After graduating from RADA, Macfadyen launched his career in theatre, including various Cheek by Jowl productions such as The School for Scandal, The Duchess of Malfi and Much Ado About Nothing (in which he played Benedick, one half of another notoriously bickering couple). His other stage credits include A Midsummer Night’s Dream, Battle Royal, Henry IV and, most recently, The Pain and the Itch at the Royal Court.

Macfadyen has become a household name for his screen roles, most famously playing Mr Darcy in the 2005 film of Pride and Prejudice, and Tom Quinn in the BBC television series Spooks. His other film and TV credits include Frost/Nixon, Maybe Baby, Enigma, The Reckoning, In My Father’s Den, Death at a Funeral, Incendiary, Wuthering Heights, Warriors, Perfect Strangers, The Way We Live Now, Ashes to Ashes, Little Dorrit and Russell Crowe's forthcoming film, Robin Hood, in which he plays the Sheriff of Nottingham.

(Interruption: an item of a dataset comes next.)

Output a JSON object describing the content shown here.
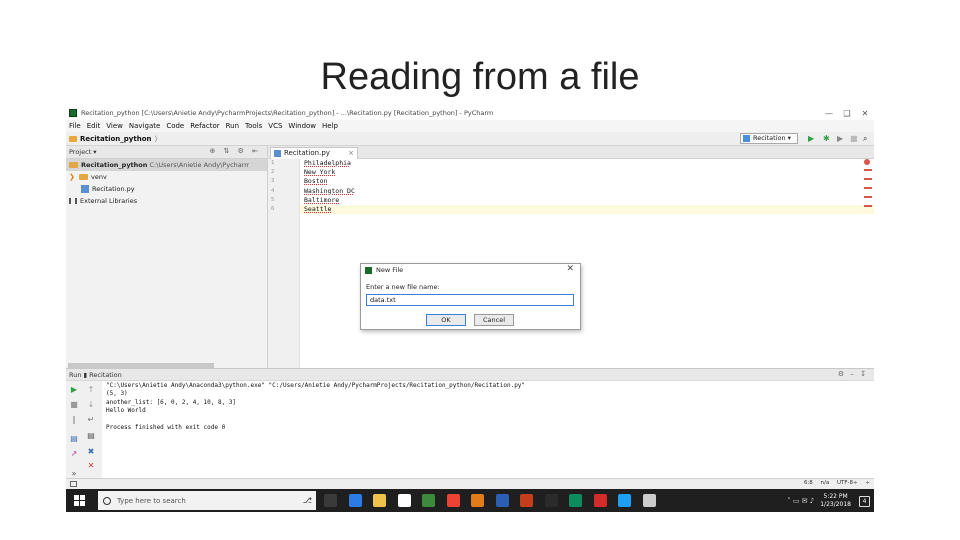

Arguably Coward’s best-known play, Private Lives is frequently revived. Amongst the most recent London productions, the play was mounted as part of Hampstead Theatre’s 50th anniversary season in 2008, starring Claire Price and Jasper Britton, and at the National Theatre with Juliet Stevenson and Anton Lesser in 1999. Most successfully, it was last in the West End in 2001 in a multi award-winning Howard Davies production starring Lindsay Duncan and Alan Rickman, which subsequently transferred to Broadway.

Amanda and Elyot were married and got divorced five years prior to the start of the play. When they remarry, they go with their separate partners to this hotel in the south of France, where they discover they’re staying in adjoining rooms with adjoining balconies. They end up reminiscing, realising they’ve loved each other all along, despite the bickering that broke them up, and they elope. And then mayhem ensues pretty much.

I think there’s a perception about Private Lives that it’s just this piece of fluff, but it’s so beautifully written and very perceptive about men and women – and, actually, it’s very dark. When you love someone very deeply, you know how to push the wrong buttons.

I think Amanda and Elyot are such a famous stage couple because the way their rowing sort of flares up out of nothing – going from happy and cosy to being filled with rage – is something everyone can relate to. It’s thrilling to play when it works because it feels so real. I know couples like that who are always arguing, and oddly, they’re very happy to be like that – they need that fighting and screaming, that tension. That’s one of the reasons they stay together.

More than that, Amanda and Elyot are both free spirits and they’re quite unsympathetic in some ways – certainly Elyot who can be a bit of a shit – which makes them attractive. And they’re both a bit lost. But I think they do belong together. And maybe they’ll mellow.

It’s been lovely working with Kim Cattrall, she’s been utterly delightful. She brings her natural toughness and playfulness to her part. Amanda’s very capricious, she flips back and forth, and Kim’s especially good at that. There is an age difference between us (Cattrall is 53, Macfadyen 35), but it’s not a factor at all. I always tend to play above my age, and Kim certainly doesn’t look her age so we sort of meet in the middle and it feels right.

I’m glad to be back on stage. I just love it, I’ve always loved it. It’s where I started – I never imagined I would be doing TV or film. So it’s nice to flex that muscle again because, only doing a play every couple of years, it gets underused now.